GENEVA (AP) — Former U.S. Secretary of State Henry Kissinger said Friday that Afghanistan's neighbors need to be engaged in order to find a long-term solution to the conflict there.

Pakistan, Iran, China and India all have an interest in preventing a Taliban victory and al-Qaeda from establishing itself in Afghanistan, Kissinger told an international security conference in Geneva.

"The presence of a terrorist, drug-producing state in that geographic location will affect every country," Kissinger said.

"For Pakistan it will undermine whatever order exists today," he said, adding that Shiite-majority Iran would also be threatened by a fundamentalist Sunni regime in Kabul.

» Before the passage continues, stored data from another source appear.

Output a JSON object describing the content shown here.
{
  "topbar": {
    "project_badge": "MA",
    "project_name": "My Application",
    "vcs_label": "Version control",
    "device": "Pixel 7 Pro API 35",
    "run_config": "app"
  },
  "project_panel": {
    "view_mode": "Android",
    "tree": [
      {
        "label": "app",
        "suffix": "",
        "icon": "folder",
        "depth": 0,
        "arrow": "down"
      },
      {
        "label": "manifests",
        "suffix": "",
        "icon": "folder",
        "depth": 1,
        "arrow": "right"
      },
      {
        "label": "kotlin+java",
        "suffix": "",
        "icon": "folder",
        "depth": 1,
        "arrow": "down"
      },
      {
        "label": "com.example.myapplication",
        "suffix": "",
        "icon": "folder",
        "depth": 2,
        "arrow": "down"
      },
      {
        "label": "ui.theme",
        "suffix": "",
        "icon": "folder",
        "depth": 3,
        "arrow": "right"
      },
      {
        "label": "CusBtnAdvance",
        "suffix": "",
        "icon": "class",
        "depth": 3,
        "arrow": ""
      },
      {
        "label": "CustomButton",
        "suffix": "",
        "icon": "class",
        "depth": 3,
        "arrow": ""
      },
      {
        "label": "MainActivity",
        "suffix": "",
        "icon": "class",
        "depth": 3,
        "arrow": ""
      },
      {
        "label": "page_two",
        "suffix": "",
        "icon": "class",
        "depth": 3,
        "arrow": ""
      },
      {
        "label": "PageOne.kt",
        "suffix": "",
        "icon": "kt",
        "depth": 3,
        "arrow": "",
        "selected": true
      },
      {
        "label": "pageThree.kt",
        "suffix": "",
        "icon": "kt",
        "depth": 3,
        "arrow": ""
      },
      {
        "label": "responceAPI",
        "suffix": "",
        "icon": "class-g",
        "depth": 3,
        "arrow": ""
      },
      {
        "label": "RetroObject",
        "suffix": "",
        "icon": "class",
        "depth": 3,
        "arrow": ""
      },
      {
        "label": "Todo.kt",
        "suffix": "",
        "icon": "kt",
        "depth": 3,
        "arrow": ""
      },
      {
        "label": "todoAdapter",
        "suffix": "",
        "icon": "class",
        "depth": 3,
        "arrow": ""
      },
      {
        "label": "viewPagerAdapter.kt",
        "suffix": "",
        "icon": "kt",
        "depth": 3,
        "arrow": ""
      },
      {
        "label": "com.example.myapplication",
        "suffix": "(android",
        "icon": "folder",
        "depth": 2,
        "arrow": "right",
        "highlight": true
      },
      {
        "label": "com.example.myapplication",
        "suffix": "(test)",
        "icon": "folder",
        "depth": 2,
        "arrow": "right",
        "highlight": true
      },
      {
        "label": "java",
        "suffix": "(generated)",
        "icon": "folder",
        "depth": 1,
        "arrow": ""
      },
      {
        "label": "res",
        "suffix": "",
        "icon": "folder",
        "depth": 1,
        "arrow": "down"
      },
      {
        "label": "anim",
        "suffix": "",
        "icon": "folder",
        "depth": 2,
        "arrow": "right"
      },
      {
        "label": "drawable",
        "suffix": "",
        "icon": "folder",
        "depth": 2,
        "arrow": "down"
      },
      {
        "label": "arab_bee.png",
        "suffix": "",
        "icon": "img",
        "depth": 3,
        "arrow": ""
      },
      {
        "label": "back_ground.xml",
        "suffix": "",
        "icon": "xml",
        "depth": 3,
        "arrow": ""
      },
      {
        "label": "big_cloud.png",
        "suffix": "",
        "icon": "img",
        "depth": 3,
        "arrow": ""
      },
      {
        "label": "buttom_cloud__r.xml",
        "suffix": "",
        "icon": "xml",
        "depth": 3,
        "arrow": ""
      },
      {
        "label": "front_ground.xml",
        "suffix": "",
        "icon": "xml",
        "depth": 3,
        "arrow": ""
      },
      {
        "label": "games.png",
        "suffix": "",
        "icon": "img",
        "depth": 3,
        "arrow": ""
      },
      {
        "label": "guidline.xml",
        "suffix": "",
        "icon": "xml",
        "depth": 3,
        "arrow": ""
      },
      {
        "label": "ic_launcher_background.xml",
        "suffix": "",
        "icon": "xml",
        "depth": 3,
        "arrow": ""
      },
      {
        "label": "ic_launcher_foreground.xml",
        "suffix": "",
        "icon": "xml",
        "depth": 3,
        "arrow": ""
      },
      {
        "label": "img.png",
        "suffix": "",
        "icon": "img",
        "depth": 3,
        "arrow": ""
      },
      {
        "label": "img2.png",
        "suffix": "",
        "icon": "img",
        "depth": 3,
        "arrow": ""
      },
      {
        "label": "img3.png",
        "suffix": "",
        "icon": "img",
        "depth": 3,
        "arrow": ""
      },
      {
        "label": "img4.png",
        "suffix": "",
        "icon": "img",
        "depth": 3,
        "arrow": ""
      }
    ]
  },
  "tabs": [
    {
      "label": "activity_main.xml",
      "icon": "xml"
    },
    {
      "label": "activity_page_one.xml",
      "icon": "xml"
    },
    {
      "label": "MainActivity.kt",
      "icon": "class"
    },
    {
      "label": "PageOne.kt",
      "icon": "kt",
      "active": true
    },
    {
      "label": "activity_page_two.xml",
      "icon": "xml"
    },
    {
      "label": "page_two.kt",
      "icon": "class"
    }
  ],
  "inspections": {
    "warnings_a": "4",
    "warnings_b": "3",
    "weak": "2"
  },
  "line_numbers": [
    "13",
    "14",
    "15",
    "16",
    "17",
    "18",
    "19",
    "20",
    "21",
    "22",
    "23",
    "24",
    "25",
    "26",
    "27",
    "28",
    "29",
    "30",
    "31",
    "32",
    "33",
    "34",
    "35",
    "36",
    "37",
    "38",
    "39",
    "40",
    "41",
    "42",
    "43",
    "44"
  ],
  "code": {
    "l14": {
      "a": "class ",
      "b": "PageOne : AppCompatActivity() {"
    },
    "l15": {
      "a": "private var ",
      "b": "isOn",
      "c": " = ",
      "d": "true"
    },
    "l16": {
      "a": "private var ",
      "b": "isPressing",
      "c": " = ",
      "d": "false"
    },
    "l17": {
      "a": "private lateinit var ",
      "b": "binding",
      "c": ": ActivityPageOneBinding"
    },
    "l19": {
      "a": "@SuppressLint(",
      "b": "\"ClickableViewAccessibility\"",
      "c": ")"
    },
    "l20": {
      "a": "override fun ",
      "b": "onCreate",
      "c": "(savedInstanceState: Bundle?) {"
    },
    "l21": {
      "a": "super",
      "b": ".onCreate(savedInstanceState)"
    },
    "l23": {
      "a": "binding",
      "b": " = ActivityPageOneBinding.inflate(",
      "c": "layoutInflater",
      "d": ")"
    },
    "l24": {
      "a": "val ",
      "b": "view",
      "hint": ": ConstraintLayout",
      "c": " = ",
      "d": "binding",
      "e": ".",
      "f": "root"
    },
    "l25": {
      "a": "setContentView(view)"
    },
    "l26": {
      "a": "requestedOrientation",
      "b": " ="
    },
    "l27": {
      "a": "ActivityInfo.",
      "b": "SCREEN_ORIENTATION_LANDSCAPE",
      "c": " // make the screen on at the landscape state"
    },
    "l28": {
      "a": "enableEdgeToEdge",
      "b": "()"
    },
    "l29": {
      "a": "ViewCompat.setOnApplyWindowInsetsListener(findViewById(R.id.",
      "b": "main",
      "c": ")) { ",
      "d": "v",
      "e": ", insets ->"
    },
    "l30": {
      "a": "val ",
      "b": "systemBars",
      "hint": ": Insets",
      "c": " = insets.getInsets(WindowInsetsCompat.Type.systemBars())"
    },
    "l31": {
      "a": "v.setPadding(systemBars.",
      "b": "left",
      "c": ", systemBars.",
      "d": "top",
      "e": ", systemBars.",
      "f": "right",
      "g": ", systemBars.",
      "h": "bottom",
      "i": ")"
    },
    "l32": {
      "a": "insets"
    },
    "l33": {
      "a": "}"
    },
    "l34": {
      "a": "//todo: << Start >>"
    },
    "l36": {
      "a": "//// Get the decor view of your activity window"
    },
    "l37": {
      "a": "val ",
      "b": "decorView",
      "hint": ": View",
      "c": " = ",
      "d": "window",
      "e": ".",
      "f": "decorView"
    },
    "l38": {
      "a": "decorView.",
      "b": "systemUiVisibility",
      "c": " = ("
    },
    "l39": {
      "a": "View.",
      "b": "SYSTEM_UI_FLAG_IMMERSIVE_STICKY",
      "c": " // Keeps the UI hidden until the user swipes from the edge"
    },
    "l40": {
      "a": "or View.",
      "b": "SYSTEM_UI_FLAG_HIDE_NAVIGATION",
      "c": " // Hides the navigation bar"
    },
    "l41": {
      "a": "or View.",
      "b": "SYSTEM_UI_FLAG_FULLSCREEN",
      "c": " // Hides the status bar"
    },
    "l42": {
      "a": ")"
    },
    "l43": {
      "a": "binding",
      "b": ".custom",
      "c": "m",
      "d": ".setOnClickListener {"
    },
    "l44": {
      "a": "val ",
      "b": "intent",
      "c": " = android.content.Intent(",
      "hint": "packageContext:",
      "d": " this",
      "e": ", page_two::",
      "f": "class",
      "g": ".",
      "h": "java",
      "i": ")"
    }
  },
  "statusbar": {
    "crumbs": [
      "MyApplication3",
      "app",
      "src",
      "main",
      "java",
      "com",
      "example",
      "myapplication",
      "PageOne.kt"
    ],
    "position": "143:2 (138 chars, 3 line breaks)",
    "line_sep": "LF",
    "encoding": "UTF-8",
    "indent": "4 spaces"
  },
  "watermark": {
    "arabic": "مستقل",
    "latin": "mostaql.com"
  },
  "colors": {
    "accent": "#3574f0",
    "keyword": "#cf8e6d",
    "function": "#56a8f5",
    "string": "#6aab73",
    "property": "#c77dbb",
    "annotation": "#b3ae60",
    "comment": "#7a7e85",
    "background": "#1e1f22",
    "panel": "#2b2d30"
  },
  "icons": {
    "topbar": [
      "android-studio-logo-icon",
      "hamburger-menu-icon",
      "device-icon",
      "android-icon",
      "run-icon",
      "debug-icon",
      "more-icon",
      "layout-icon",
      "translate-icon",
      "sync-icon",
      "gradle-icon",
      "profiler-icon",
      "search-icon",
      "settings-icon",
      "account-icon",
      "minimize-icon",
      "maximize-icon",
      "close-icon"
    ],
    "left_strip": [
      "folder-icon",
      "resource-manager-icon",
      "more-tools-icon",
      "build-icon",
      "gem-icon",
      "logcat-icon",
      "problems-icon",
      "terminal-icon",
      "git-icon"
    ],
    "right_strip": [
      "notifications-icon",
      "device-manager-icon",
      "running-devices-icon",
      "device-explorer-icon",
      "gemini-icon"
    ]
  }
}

"In many respects India will be the most affected country if a jihadist Islamism gains impetus in Afghanistan," said Kissinger. "Even China, with its problems in Xinjian, cannot be indifferent," he said, referring to China's northwestern province which has recently seen increased Muslim unrest.

The 87-year-old, who negotiated U.S. disengagement from the Vietnam conflict, said "an essentially unilateral American role cannot be the long-term solution" for Afghanistan.

Kissinger's speech prompted protests outside the conference venue by Chilean and Argentine groups angry at his support for military dictatorships there during his time as secretary of state in the 1970s.